Ill-fated structure is put up for sale
Apr 15 2009 by Amy Hunt, The Journal
Rob and his colleagues have never even seen Hotel Monument fully assembled. Now they want to know if anyone might have a use for it. They’ve suggested that the organisers of the Glastonbury Festival could use it as a lighting rig or that a TV company might like to use it on which to mount their cameras at sporting events. Rob said: “Everyone was very proud of it and was looking forward to seeing it put up. It would be a real injustice if it just went to the scrapyard. We’ve even thought about putting an advert in the classifieds.”
Last week we told how NGI, along with Newcastle City Council, spent nearly £200,000 on Hotel Monument.
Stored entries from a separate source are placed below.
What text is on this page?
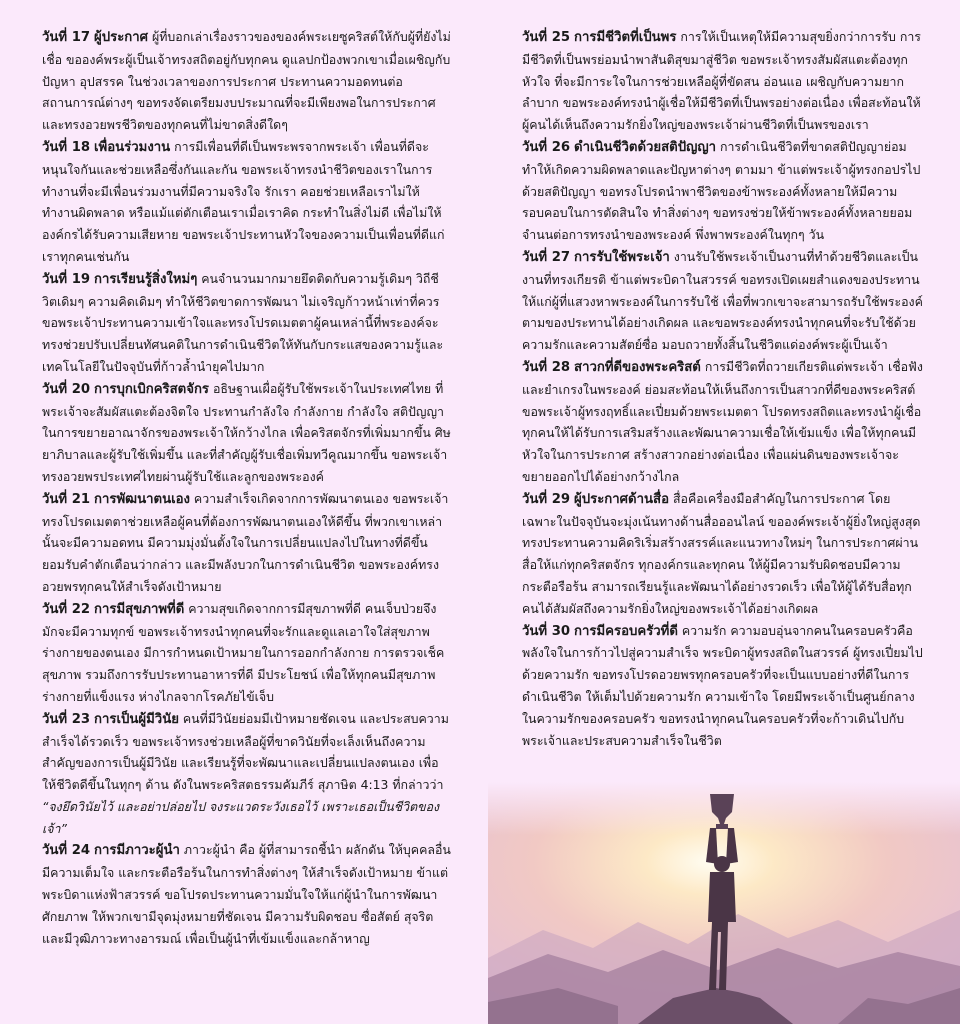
วันที่ 17 ผู้ประกาศ ผู้ที่บอกเล่าเรื่องราวของของค์พระเยซูคริสต์ให้กับผู้ที่ยังไม่เชื่อ ขอองค์พระผู้เป็นเจ้าทรงสถิตอยู่กับทุกคน ดูแลปกป้องพวกเขาเมื่อเผชิญกับปัญหา อุปสรรค ในช่วงเวลาของการประกาศ ประทานความอดทนต่อสถานการณ์ต่างๆ ขอทรงจัดเตรียมงบประมาณที่จะมีเพียงพอในการประกาศ และทรงอวยพรชีวิตของทุกคนที่ไม่ขาดสิ่งดีใดๆ

วันที่ 18 เพื่อนร่วมงาน การมีเพื่อนที่ดีเป็นพระพรจากพระเจ้า เพื่อนที่ดีจะหนุนใจกันและช่วยเหลือซึ่งกันและกัน ขอพระเจ้าทรงนำชีวิตของเราในการทำงานที่จะมีเพื่อนร่วมงานที่มีความจริงใจ รักเรา คอยช่วยเหลือเราไม่ให้ทำงานผิดพลาด หรือแม้แต่ตักเตือนเราเมื่อเราคิด กระทำในสิ่งไม่ดี เพื่อไม่ให้องค์กรได้รับความเสียหาย ขอพระเจ้าประทานหัวใจของความเป็นเพื่อนที่ดีแก่เราทุกคนเช่นกัน

วันที่ 19 การเรียนรู้สิ่งใหม่ๆ คนจำนวนมากมายยึดติดกับความรู้เดิมๆ วิถีชีวิตเดิมๆ ความคิดเดิมๆ ทำให้ชีวิตขาดการพัฒนา ไม่เจริญก้าวหน้าเท่าที่ควร ขอพระเจ้าประทานความเข้าใจและทรงโปรดเมตตาผู้คนเหล่านี้ที่พระองค์จะทรงช่วยปรับเปลี่ยนทัศนคติในการดำเนินชีวิตให้ทันกับกระแสของความรู้และเทคโนโลยีในปัจจุบันที่ก้าวล้ำนำยุคไปมาก

วันที่ 20 การบุกเบิกคริสตจักร อธิษฐานเผื่อผู้รับใช้พระเจ้าในประเทศไทย ที่พระเจ้าจะสัมผัสแตะต้องจิตใจ ประทานกำลังใจ กำลังกาย กำลังใจ สติปัญญาในการขยายอาณาจักรของพระเจ้าให้กว้างไกล เพื่อคริสตจักรที่เพิ่มมากขึ้น ศิษยาภิบาลและผู้รับใช้เพิ่มขึ้น และที่สำคัญผู้รับเชื่อเพิ่มทวีคูณมากขึ้น ขอพระเจ้าทรงอวยพรประเทศไทยผ่านผู้รับใช้และลูกของพระองค์

วันที่ 21 การพัฒนาตนเอง ความสำเร็จเกิดจากการพัฒนาตนเอง ขอพระเจ้าทรงโปรดเมตตาช่วยเหลือผู้คนที่ต้องการพัฒนาตนเองให้ดีขึ้น ที่พวกเขาเหล่านั้นจะมีความอดทน มีความมุ่งมั่นตั้งใจในการเปลี่ยนแปลงไปในทางที่ดีขึ้น ยอมรับคำตักเตือนว่ากล่าว และมีพลังบวกในการดำเนินชีวิต ขอพระองค์ทรงอวยพรทุกคนให้สำเร็จดังเป้าหมาย

วันที่ 22 การมีสุขภาพที่ดี ความสุขเกิดจากการมีสุขภาพที่ดี คนเจ็บป่วยจึงมักจะมีความทุกข์ ขอพระเจ้าทรงนำทุกคนที่จะรักและดูแลเอาใจใส่สุขภาพร่างกายของตนเอง มีการกำหนดเป้าหมายในการออกกำลังกาย การตรวจเช็คสุขภาพ รวมถึงการรับประทานอาหารที่ดี มีประโยชน์ เพื่อให้ทุกคนมีสุขภาพร่างกายที่แข็งแรง ห่างไกลจากโรคภัยไข้เจ็บ

วันที่ 23 การเป็นผู้มีวินัย คนที่มีวินัยย่อมมีเป้าหมายชัดเจน และประสบความสำเร็จได้รวดเร็ว ขอพระเจ้าทรงช่วยเหลือผู้ที่ขาดวินัยที่จะเล็งเห็นถึงความสำคัญของการเป็นผู้มีวินัย และเรียนรู้ที่จะพัฒนาและเปลี่ยนแปลงตนเอง เพื่อให้ชีวิตดีขึ้นในทุกๆ ด้าน ดังในพระคริสตธรรมคัมภีร์ สุภาษิต 4:13 ที่กล่าวว่า “จงยึดวินัยไว้ และอย่าปล่อยไป จงระแวดระวังเธอไว้ เพราะเธอเป็นชีวิตของเจ้า”

วันที่ 24 การมีภาวะผู้นำ ภาวะผู้นำ คือ ผู้ที่สามารถชี้นำ ผลักดัน ให้บุคคลอื่นมีความเต็มใจ และกระตือรือร้นในการทำสิ่งต่างๆ ให้สำเร็จดังเป้าหมาย ข้าแต่พระบิดาแห่งฟ้าสวรรค์ ขอโปรดประทานความมั่นใจให้แก่ผู้นำในการพัฒนาศักยภาพ ให้พวกเขามีจุดมุ่งหมายที่ชัดเจน มีความรับผิดชอบ ซื่อสัตย์ สุจริต และมีวุฒิภาวะทางอารมณ์ เพื่อเป็นผู้นำที่เข้มแข็งและกล้าหาญ

วันที่ 25 การมีชีวิตที่เป็นพร การให้เป็นเหตุให้มีความสุขยิ่งกว่าการรับ การมีชีวิตที่เป็นพรย่อมนำพาสันติสุขมาสู่ชีวิต ขอพระเจ้าทรงสัมผัสแตะต้องทุกหัวใจ ที่จะมีการะใจในการช่วยเหลือผู้ที่ขัดสน อ่อนแอ เผชิญกับความยากลำบาก ขอพระองค์ทรงนำผู้เชื่อให้มีชีวิตที่เป็นพรอย่างต่อเนื่อง เพื่อสะท้อนให้ผู้คนได้เห็นถึงความรักยิ่งใหญ่ของพระเจ้าผ่านชีวิตที่เป็นพรของเรา

วันที่ 26 ดำเนินชีวิตด้วยสติปัญญา การดำเนินชีวิตที่ขาดสติปัญญาย่อมทำให้เกิดความผิดพลาดและปัญหาต่างๆ ตามมา ข้าแต่พระเจ้าผู้ทรงกอปรไปด้วยสติปัญญา ขอทรงโปรดนำพาชีวิตของข้าพระองค์ทั้งหลายให้มีความรอบคอบในการตัดสินใจ ทำสิ่งต่างๆ ขอทรงช่วยให้ข้าพระองค์ทั้งหลายยอมจำนนต่อการทรงนำของพระองค์ พึ่งพาพระองค์ในทุกๆ วัน

วันที่ 27 การรับใช้พระเจ้า งานรับใช้พระเจ้าเป็นงานที่ทำด้วยชีวิตและเป็นงานที่ทรงเกียรติ ข้าแต่พระบิดาในสวรรค์ ขอทรงเปิดเผยสำแดงของประทานให้แก่ผู้ที่แสวงหาพระองค์ในการรับใช้ เพื่อที่พวกเขาจะสามารถรับใช้พระองค์ตามของประทานได้อย่างเกิดผล และขอพระองค์ทรงนำทุกคนที่จะรับใช้ด้วยความรักและความสัตย์ซื่อ มอบถวายทั้งสิ้นในชีวิตแด่องค์พระผู้เป็นเจ้า

วันที่ 28 สาวกที่ดีของพระคริสต์ การมีชีวิตที่ถวายเกียรติแด่พระเจ้า เชื่อฟังและยำเกรงในพระองค์ ย่อมสะท้อนให้เห็นถึงการเป็นสาวกที่ดีของพระคริสต์ ขอพระเจ้าผู้ทรงฤทธิ์และเปี่ยมด้วยพระเมตตา โปรดทรงสถิตและทรงนำผู้เชื่อทุกคนให้ได้รับการเสริมสร้างและพัฒนาความเชื่อให้เข้มแข็ง เพื่อให้ทุกคนมีหัวใจในการประกาศ สร้างสาวกอย่างต่อเนื่อง เพื่อแผ่นดินของพระเจ้าจะขยายออกไปได้อย่างกว้างไกล

วันที่ 29 ผู้ประกาศด้านสื่อ สื่อคือเครื่องมือสำคัญในการประกาศ โดยเฉพาะในปัจจุบันจะมุ่งเน้นทางด้านสื่อออนไลน์ ขอองค์พระเจ้าผู้ยิ่งใหญ่สูงสุดทรงประทานความคิดริเริ่มสร้างสรรค์และแนวทางใหม่ๆ ในการประกาศผ่านสื่อให้แก่ทุกคริสตจักร ทุกองค์กรและทุกคน ให้ผู้มีความรับผิดชอบมีความกระตือรือร้น สามารถเรียนรู้และพัฒนาได้อย่างรวดเร็ว เพื่อให้ผู้ได้รับสื่อทุกคนได้สัมผัสถึงความรักยิ่งใหญ่ของพระเจ้าได้อย่างเกิดผล

วันที่ 30 การมีครอบครัวที่ดี ความรัก ความอบอุ่นจากคนในครอบครัวคือพลังใจในการก้าวไปสู่ความสำเร็จ พระบิดาผู้ทรงสถิตในสวรรค์ ผู้ทรงเปี่ยมไปด้วยความรัก ขอทรงโปรดอวยพรทุกครอบครัวที่จะเป็นแบบอย่างที่ดีในการดำเนินชีวิต ให้เต็มไปด้วยความรัก ความเข้าใจ โดยมีพระเจ้าเป็นศูนย์กลางในความรักของครอบครัว ขอทรงนำทุกคนในครอบครัวที่จะก้าวเดินไปกับพระเจ้าและประสบความสำเร็จในชีวิต
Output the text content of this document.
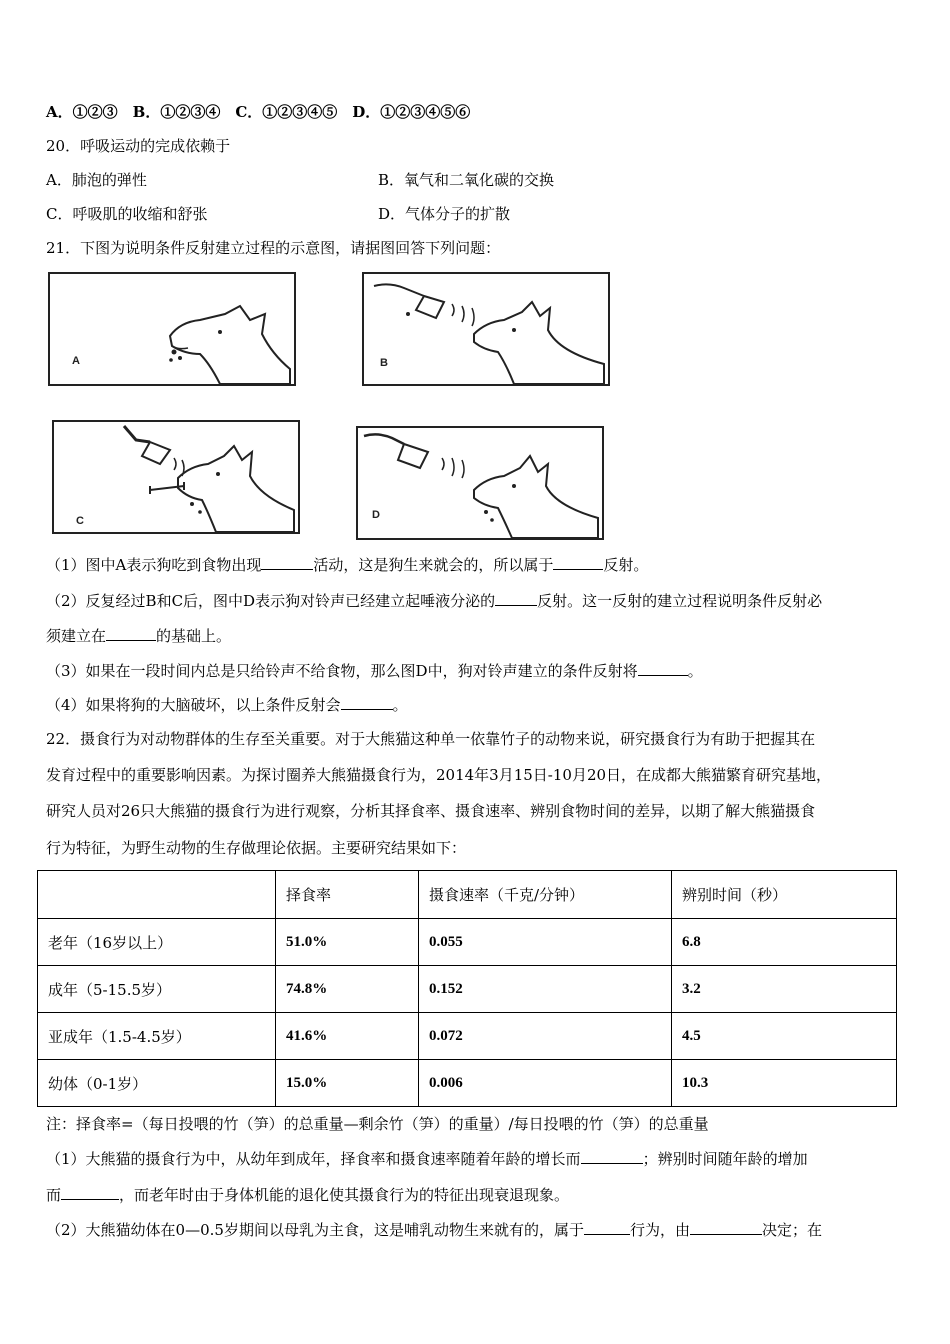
A．①②③　B．①②③④　C．①②③④⑤　D．①②③④⑤⑥
20．呼吸运动的完成依赖于
A．肺泡的弹性	B．氧气和二氧化碳的交换
C．呼吸肌的收缩和舒张	D．气体分子的扩散
21．下图为说明条件反射建立过程的示意图，请据图回答下列问题：
A	B
C	D
（1）图中A表示狗吃到食物出现	活动，这是狗生来就会的，所以属于	反射。
（2）反复经过B和C后，图中D表示狗对铃声已经建立起唾液分泌的	反射。这一反射的建立过程说明条件反射必
须建立在	的基础上。
（3）如果在一段时间内总是只给铃声不给食物，那么图D中，狗对铃声建立的条件反射将	。
（4）如果将狗的大脑破坏，以上条件反射会	。
22．摄食行为对动物群体的生存至关重要。对于大熊猫这种单一依靠竹子的动物来说，研究摄食行为有助于把握其在
发育过程中的重要影响因素。为探讨圈养大熊猫摄食行为，2014年3月15日-10月20日，在成都大熊猫繁育研究基地，
研究人员对26只大熊猫的摄食行为进行观察，分析其择食率、摄食速率、辨别食物时间的差异，以期了解大熊猫摄食
行为特征，为野生动物的生存做理论依据。主要研究结果如下：
	择食率	摄食速率（千克/分钟）	辨别时间（秒）
老年（16岁以上）	51.0%	0.055	6.8
成年（5-15.5岁）	74.8%	0.152	3.2
亚成年（1.5-4.5岁）	41.6%	0.072	4.5
幼体（0-1岁）	15.0%	0.006	10.3
注：择食率=（每日投喂的竹（笋）的总重量—剩余竹（笋）的重量）/每日投喂的竹（笋）的总重量
（1）大熊猫的摄食行为中，从幼年到成年，择食率和摄食速率随着年龄的增长而	；辨别时间随年龄的增加
而	，而老年时由于身体机能的退化使其摄食行为的特征出现衰退现象。
（2）大熊猫幼体在0—0.5岁期间以母乳为主食，这是哺乳动物生来就有的，属于	行为，由	决定；在
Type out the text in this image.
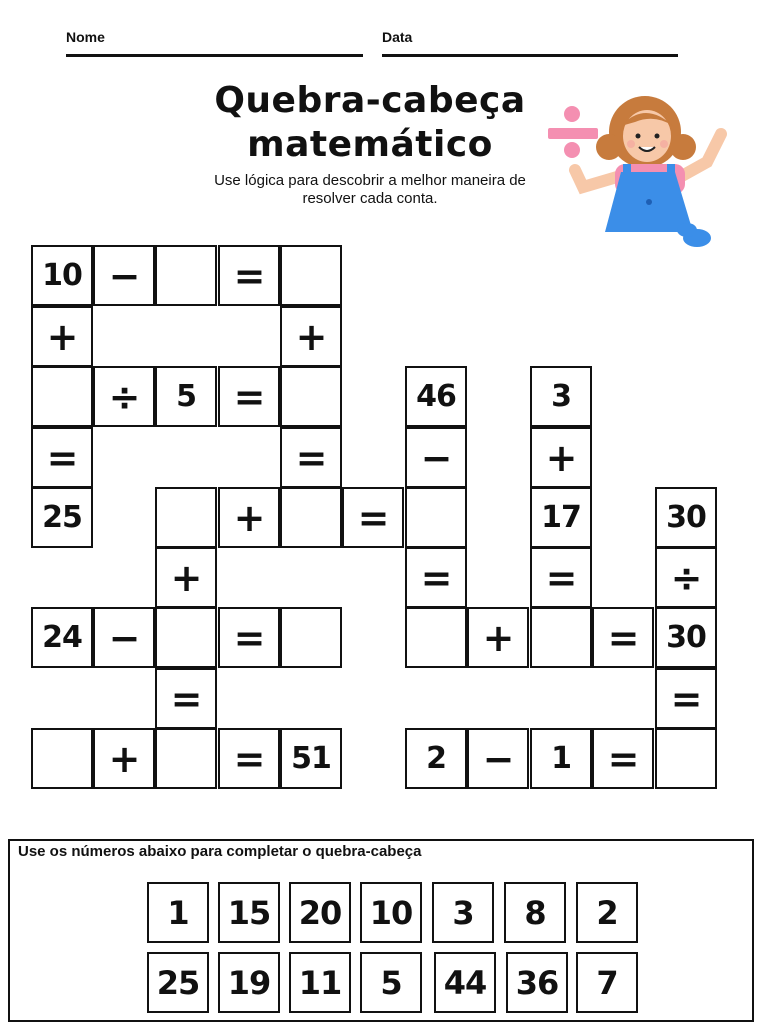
Nome	Data
Quebra-cabeça
matemático
Use lógica para descobrir a melhor maneira de
resolver cada conta.
10 −	=
+	+
÷	5 =	46	3
=	=	−	+
25	+	=	17	30
+	=	=	÷
24 −	=	+	= 30
=	=
+	= 51	2 −	1 =
Use os números abaixo para completar o quebra-cabeça
1	15 20 10	3	8	2
25 19 11	5	44 36	7
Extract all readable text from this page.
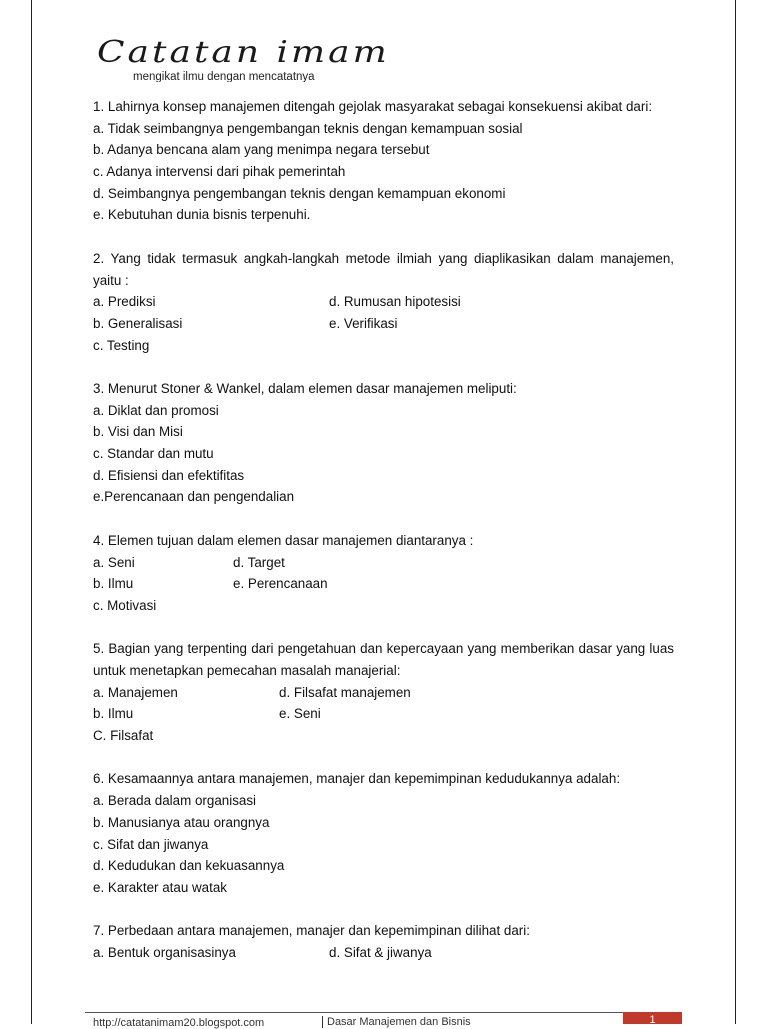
Catatan imam
mengikat ilmu dengan mencatatnya
1. Lahirnya konsep manajemen ditengah gejolak masyarakat sebagai konsekuensi akibat dari:
a. Tidak seimbangnya pengembangan teknis dengan kemampuan sosial
b. Adanya bencana alam yang menimpa negara tersebut
c. Adanya intervensi dari pihak pemerintah
d. Seimbangnya pengembangan teknis dengan kemampuan ekonomi
e. Kebutuhan dunia bisnis terpenuhi.
2. Yang tidak termasuk angkah-langkah metode ilmiah yang diaplikasikan dalam manajemen, yaitu :
a. Prediksi	d. Rumusan hipotesisi
b. Generalisasi	e. Verifikasi
c. Testing
3. Menurut Stoner & Wankel, dalam elemen dasar manajemen meliputi:
a. Diklat dan promosi
b. Visi dan Misi
c. Standar dan mutu
d. Efisiensi dan efektifitas
e.Perencanaan dan pengendalian
4. Elemen tujuan dalam elemen dasar manajemen diantaranya :
a. Seni	d. Target
b. Ilmu	e. Perencanaan
c. Motivasi
5. Bagian yang terpenting dari pengetahuan dan kepercayaan yang memberikan dasar yang luas untuk menetapkan pemecahan masalah manajerial:
a. Manajemen	d. Filsafat manajemen
b. Ilmu	e. Seni
C. Filsafat
6. Kesamaannya antara manajemen, manajer dan kepemimpinan kedudukannya adalah:
a. Berada dalam organisasi
b. Manusianya atau orangnya
c. Sifat dan jiwanya
d. Kedudukan dan kekuasannya
e. Karakter atau watak
7. Perbedaan antara manajemen, manajer dan kepemimpinan dilihat dari:
a. Bentuk organisasinya	d. Sifat & jiwanya
http://catatanimam20.blogspot.com	Dasar Manajemen dan Bisnis	1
The artwork was supposed to go on show in 2008 but hit the buffers after problems finalising the details.
The plans for Hotel Monument, including a hotel bedroom with bathroom built on scaffolding 150ft up Grey’s Monument, were put before members of the city council’s development control committee last week after a row over the handling of a decision to grant planning permission via delegated powers last year.
This year councillors were invited to make the decision and voted nine to one against granting planning permission, on the grounds that the structure would not fit into its surroundings.
Japanese artist Tatzu Nishi and Newcastle architects Ryder and structural engineers Faber Maunsell, were behind the designs for Hotel Monument. The scaffolding built by ASL includes a number of tapered, lattice steel columns set out in a square grid and connected with diagonal beams. Each column is more than 36m tall and weighs in at close to eight tonnes.